Кафару хотелось бежать, как можно скорее оказаться подальше отсюда; но бежать было трудно, ноги вязли в песке. «Босиком бы, — подумал он, — босиком по песку быстрее». Он бы и разулся, если бы не знал, какой раскаленный сейчас песок, если бы не жаль было носков…
После ухода Кафара дочь Кестебека сразу заскучала, сказала отцу сердито:
— Нехорошо ты поступаешь! Машина в гараже, а ты чужого человека на базар гонишь. Он же тебе не мальчишка, взрослый уже мужчина, да еще и с характером…
— Не суй нос не в свои дела! — рассердился Кестебек. — Когда я для него стараюсь — это хорошо или плохо? Ты что думаешь, легко кандидатом наук стать? Когда-то и со мной поступали точно так же. Да у меня еще совесть есть, я еще его не сильно мучаю…
Девушка надела на голову сомбреро и ушла в глубь участка, к виноградникам. Она шла, подпрыгивая, чувствовалось, что песок обжигает ей ноги…
…Добравшись до Сумгаита, Кафар направился прямым ходом не к базару, а на автобусную станцию. А оттуда с первым же автобусом домой, в Баку.
«Нет, ну надо же, до чего обнаглел! Машину ему жалко, своего сына ему жалко — съезди, Кафар, за перцем! Ну, не волнуйся — привезу я тебе перец, а потом, как всегда приготовлю шашлык, а потом ты, как всегда, будешь хвастать перед гостями: чувствуете, какой я вам шашлык замечательный приготовил! Нет, хватит! Прошли те времена! Пять лет терпел, пять лет вел себя, как последний дурак. Да, я твой аспирант, но не слуга же! Плевал я на эту науку, если ученым надо таким образом становиться! Что я, умру, что ли, с голоду, если кандидатом не стану? Руки-ноги у меня есть, глаза есть, голова на плечах, как-нибудь своих детей прокормлю… А интересно бы посмотреть: гости Кестебека уже, наверно, пожаловали. Да, пожаловали — второй час. Он сейчас, наверное, готов от злости лопнуть. Ну и пусть лопается! Если есть бог — пусть Кестебек лопнет от злости! Не-ет, больше уж я к нему не вернусь… Вот только что я теперь скажу Фариде? Что на работе скажу?»

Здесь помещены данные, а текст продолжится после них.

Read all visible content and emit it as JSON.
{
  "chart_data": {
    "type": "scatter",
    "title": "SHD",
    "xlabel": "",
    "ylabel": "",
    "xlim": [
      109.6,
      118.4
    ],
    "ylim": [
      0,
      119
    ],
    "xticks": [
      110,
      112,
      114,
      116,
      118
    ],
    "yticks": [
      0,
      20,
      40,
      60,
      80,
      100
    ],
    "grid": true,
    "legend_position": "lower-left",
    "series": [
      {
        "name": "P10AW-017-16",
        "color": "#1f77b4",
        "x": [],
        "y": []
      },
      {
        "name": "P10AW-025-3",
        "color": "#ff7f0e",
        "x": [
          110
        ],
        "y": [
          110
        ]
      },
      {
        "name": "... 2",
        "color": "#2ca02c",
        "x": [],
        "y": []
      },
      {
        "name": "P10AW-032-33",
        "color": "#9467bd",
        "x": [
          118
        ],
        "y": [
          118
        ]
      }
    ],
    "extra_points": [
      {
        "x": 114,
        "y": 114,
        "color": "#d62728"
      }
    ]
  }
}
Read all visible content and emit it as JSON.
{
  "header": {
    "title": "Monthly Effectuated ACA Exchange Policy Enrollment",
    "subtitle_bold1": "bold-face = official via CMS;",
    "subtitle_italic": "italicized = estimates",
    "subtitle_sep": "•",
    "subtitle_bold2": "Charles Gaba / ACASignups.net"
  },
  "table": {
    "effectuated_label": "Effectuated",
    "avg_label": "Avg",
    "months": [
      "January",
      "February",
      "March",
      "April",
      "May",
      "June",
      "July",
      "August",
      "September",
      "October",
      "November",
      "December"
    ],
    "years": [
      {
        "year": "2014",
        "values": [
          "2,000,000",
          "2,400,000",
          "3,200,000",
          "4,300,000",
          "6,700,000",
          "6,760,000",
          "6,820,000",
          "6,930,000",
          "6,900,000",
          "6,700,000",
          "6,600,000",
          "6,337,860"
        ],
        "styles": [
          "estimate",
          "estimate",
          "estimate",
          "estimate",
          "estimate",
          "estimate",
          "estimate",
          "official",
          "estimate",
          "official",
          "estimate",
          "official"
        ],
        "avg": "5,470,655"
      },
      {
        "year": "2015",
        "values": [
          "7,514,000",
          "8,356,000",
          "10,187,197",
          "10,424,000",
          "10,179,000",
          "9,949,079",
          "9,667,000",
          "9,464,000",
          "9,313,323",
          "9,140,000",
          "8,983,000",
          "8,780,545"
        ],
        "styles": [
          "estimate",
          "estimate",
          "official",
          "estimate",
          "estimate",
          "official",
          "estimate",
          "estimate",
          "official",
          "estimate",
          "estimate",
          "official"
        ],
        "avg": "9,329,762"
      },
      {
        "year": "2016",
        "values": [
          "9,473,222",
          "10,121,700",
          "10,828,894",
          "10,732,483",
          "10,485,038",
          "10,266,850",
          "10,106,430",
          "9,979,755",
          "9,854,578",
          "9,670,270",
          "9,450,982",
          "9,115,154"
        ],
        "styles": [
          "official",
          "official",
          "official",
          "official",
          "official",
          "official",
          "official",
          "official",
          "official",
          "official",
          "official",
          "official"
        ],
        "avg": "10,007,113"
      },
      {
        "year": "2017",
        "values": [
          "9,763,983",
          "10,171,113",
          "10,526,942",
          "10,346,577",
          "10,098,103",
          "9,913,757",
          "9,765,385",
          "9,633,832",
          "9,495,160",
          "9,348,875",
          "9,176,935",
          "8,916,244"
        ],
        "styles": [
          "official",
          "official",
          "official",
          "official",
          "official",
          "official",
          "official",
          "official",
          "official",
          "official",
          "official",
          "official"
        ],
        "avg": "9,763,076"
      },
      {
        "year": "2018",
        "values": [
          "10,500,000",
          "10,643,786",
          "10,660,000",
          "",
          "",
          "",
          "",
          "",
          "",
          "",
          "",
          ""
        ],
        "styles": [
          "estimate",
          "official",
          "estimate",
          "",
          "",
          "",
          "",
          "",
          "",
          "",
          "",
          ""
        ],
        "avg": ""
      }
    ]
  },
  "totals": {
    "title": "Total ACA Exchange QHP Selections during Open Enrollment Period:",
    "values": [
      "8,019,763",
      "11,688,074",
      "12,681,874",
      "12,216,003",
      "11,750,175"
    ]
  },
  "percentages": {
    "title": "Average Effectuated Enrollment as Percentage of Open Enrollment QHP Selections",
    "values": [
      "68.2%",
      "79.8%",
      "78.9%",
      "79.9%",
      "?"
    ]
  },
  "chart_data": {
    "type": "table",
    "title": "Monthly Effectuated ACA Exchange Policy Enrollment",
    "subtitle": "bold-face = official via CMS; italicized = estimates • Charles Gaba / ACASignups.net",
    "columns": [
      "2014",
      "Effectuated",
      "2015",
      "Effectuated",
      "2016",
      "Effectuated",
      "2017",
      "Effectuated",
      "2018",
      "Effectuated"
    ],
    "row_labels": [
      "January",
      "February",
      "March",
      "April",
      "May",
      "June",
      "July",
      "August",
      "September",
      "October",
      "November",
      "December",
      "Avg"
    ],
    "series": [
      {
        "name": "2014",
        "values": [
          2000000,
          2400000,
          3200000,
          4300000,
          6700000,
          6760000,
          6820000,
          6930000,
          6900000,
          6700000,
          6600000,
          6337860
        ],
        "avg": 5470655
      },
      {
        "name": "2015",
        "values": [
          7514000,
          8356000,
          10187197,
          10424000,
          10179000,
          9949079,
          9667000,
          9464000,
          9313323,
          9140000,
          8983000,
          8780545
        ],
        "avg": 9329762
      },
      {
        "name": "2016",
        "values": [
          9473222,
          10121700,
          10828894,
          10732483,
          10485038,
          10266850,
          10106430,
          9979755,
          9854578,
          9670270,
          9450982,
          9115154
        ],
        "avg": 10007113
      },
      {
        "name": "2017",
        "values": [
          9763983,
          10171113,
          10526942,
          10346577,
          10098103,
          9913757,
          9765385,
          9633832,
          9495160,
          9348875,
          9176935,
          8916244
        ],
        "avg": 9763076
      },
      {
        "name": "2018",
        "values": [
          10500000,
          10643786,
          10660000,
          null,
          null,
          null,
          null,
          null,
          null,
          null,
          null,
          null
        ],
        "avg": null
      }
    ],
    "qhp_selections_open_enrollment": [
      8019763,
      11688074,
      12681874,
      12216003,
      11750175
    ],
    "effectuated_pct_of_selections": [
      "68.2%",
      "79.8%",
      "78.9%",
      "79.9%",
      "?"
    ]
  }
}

Впрочем, что скажут сослуживцы, волновало его сейчас меньше всего — им, пожалуй все равно, даже лучше будет, если Кафар останется таким же, как они все.
Но с Фаридой все вышло совсем не так, как ему представлялось. Он терзался, не знал, как ей сказать обо всем, но она сама же и избавила его от этих мучений…
…Как-то вечером к ним нежданно заявилась соседка Гемер-ханум. Собиралась к кому-то на свадьбу, и вдруг, когда надевала совсем новое платье, сшитое специально к этому дню, разошелся на рукаве шов. Конечно, платьев у нее хватает — это она повторяла с особой гордостью не один раз, — но ведь она уже обещала подругам, что будет сегодня именно в этом, фиалковом платье…
Гемер-ханум была так убита — казалось, будто она оплакивает чью-то безвременную кончину. Фари-да, сразу все поняв, начала жаловаться на головную боль: «И собственные-то мои клиентки давно уже ждут — одной платье обещала, другой, а сама ничего делать не могу — так голова болит». Гемер-ханум чуть не на колени рухнула перед ней.
— Заклинаю тебя жизнью твоих детей, дорогая, только выручи меня. Я знаю, ты на меня в обиде, но, клянусь аллахом, я к тебе перестала ходить только потому, что одно время болела сильно. — Фарида насмешливо посмотрела на нее, и Гемер-ханум запнулась. — Не веришь? Я так долго валялась с больными почками, что муж, пожалев меня, сам нашел какую-то портниху. Она ко мне прямо домой приходила.